Navigating news in the Era of Misinformation

Candace Dane Chambers
4 min readApr 14, 2020
Photo by Elijah O'Donnell on Unsplash

Written in January 2020

Distrust of the media is at an all-time high. We’re constantly bombarded by claims of “fake news” directed both to and from the White House. President Trump claims that the liberal media have launched an unfounded witch-hunt against him since he announced his presidential bid in 2015. He alleges that there’s an intentional effort to defame and discredit him through mischaracterizations and outright lies. On the other side, the majority of mainstream media outlets assert that in actuality Trump and the networks that support him are the ones spreading misinformation about his administration, business ventures and political opponents. This leaves the public in a difficult position. Based on these contradictory reports, someone must be lying. But who?

In a 2016 feature article for FactCheck.org, authors Robertson and Kiely discuss how many individuals make decisions on what and who to believe based on their own preconceived notions. This tendency is termed “confirmation bias,” and “leads people to put more stock in information that confirms their beliefs and discount information that doesn’t.” I immediately thought of the Fox News flock who ardently pushed the birther movement that plagued Obama’s presidency even after he publicly released his birth certificate. But the example offered by Robertson and Kiely actually addressed a falsity purported on the other side of the aisle — a claim that I actually believed to be true.

During Trump’s first election cycle, Twitter and Facebook were abuzz with a quote from an old People Magazine interview in which Donald was said to have criticized the Republican party saying, “If I were to run [for president], I’d run as Republican, They’re the dumbest group of voters in the country. They believe anything on Fox News. I could lie and they’d still eat it up. I bet my numbers would be terrific.” As I read it today, the quote does look suspiciously in-line with the exact criticisms that are lobbed at the right in today’s political conversations. Maybe I should have suspected that the quote was fake, a carefully crafted attempt to distance Trump from his base and galvanize the left’s feelings of superiority. And if the quote had been attributed to any other candidate in the history of our democracy, my natural skepticism may have kicked in. But Donald Trump is a new kind of beast. He is so wild, unfiltered and irreverent that it is uniquely difficult to discern what is true and what is false when it comes to his media coverage.
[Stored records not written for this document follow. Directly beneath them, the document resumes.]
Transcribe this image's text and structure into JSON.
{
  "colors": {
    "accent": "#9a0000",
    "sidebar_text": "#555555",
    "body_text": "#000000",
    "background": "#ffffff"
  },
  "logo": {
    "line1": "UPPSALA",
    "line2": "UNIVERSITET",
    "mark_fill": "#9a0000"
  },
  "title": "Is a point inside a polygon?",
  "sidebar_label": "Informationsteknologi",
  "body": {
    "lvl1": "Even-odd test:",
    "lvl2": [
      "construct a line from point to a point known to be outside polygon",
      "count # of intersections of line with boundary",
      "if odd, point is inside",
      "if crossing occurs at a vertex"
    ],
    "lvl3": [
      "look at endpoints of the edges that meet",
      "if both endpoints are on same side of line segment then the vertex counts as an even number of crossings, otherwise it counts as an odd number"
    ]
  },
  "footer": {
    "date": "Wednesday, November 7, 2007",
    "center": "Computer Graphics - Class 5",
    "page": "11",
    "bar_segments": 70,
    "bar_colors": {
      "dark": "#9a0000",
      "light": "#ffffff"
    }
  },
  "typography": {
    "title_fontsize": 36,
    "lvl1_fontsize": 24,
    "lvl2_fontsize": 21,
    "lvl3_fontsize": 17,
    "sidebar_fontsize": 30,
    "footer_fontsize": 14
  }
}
Farhad Manjoo also tackled the issue of confirmation bias in a 2016 piece written for The New York Times. He claims that “the internet is distorting our collective grasp on the truth. Polls show that many of us have burrowed into our echo chambers of information. In a recent Pew Research Center survey, 81 percent of respondent said that partisans not only differed about policies, but also about “basic facts.” The last portion is particularly alarming. It is one thing to choose to focus on issues that are only pertinent to your life and ignore issues that pertain to other communities. That is a level of ignorance that is problematic, but at least understandable. But we now find ourselves in an era where we debate fundamental scientific fact.

The climate change debate has led the news cycle lately with the recent World Economic Forum in Davos, the rise of the young radical activist Greta Thunberg and the disastrous weather phenomenon taking place in Australia. As the daughter of an environmental lawyer, climate change and sustainable development have always been in my purview. So, I lauded the 2016 signing of the Paris Agreement, a consensus among the world leaders to reduce greenhouse gas emissions and seriously pursue renewable energy sources. Just one year later, Trump withdrew from the Agreement citing economic concerns and implying climate change is an inevitability that is not influenced by man-made emissions. He has doubled down on these claims in the past few years, promoting known climate deniers on Twitter. In March of last year, he tweeted a quote from a Patrick Moore interview on Fox and Friends saying. “The whole climate crisis is not only Fake News, its Fake Science. There is no climate crisis, there’s weather and climate all around the world, and in fact carbon dioxide is the main building block of all life.”

These erroneous claims are dangerous in and of themselves, but they are particularly insidious when coupled with misleading data plots and statistical climate reports. Manjoo notes that “documentary proof seems to have lost its power. Now because any digital image can be doctored, people can freely dismiss any bit of inconvenient documentary evidence as having been somehow altered.” In the era of photoshop, fake proof can easily be produced, and real proof can easily be discredited. This is why resources like FactCheck.org, Snopes.com and PolitiFact.com are now more important than ever. They are the only things standing between us and the chasm of a post-truth media landscape.